On Tue, Sep 14, 2004 at 09:57:52AM +0100, Mike Hearn wrote:
I'm reminded of the saying, "if not now then when? if not you then who?"
I think that once the API and the internal infrastructure are stable, the preconditions for that change are in place.
Once Wine is declared to be ready for "ordinary users", the development process should indeed change.
And when exactly is that?
"Ready" is a mostly meaningless, arbitrary target.

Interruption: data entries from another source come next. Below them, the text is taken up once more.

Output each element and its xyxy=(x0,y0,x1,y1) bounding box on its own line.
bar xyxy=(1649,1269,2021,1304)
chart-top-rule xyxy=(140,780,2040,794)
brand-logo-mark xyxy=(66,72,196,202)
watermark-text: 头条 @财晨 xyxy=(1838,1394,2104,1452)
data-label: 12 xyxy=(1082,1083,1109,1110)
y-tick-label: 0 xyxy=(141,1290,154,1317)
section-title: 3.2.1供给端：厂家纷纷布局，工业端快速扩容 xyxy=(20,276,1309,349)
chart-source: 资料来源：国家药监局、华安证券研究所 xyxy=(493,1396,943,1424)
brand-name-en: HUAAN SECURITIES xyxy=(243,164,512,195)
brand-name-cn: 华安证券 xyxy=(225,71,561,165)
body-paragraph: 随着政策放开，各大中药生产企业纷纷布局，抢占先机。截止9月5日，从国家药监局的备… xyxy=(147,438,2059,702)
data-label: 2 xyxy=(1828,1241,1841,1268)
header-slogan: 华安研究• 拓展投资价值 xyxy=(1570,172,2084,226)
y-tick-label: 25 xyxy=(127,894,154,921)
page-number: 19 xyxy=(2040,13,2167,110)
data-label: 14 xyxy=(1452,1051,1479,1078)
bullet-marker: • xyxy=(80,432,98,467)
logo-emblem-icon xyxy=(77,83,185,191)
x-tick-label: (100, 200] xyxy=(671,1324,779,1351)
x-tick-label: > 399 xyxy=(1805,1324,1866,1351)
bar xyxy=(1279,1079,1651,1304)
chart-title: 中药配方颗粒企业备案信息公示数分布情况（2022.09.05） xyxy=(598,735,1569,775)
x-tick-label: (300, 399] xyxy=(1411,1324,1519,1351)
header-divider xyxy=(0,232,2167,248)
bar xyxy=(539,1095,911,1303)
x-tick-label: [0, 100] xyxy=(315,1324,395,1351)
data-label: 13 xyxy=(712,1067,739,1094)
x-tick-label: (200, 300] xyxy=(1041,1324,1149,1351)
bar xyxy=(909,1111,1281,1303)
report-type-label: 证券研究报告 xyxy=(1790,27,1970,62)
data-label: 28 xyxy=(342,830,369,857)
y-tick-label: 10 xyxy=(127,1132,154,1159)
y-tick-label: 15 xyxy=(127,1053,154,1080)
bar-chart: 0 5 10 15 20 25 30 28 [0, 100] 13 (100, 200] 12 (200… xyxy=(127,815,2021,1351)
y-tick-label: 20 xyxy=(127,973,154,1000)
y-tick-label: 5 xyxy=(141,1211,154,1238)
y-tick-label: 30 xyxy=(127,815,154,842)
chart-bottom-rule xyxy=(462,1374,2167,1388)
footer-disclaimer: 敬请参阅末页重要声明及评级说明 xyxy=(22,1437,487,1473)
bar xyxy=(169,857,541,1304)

Many users are using Wine today despite its official alpha-ness.
When exactly: When Alexandre changes that line in the ANNOUNCE, so just guess who has the last word in this discussion :-)
A good example on how to continue is KDE:
KDE bears no resemblence to Wine, they have always done releases with release management.
I proposed to adapt the KDE release management to wine, once there is a "stable" branch. There are a lot of nice mechanisms that are worth evaluating.
There's no such thing for Wine. There is only increasing accuracy in the emulation. The TODO lists that have been drawn up for 0.9 and 1.0 are themselves pretty arbitrary: 0.9 has a theme of tidying up the interfaces but still stuff like execshield support was in there, WM rewrite and so on.
Right, there *is* no such thing, but as written above, there *should be*, once Wine is officially declared ready for the general public
I don't think it makes any sense to put it off indefinately on the grounds that Wine is still a developers-only release. That's circular logic.
You are right on this point - there are some things to do: 1) decide when this sort of change/release will be done 2) how it will be done (Head/stable branch or some other model) 3) up to that point: don't slow down development by treating the wine tree like it was a stable branch.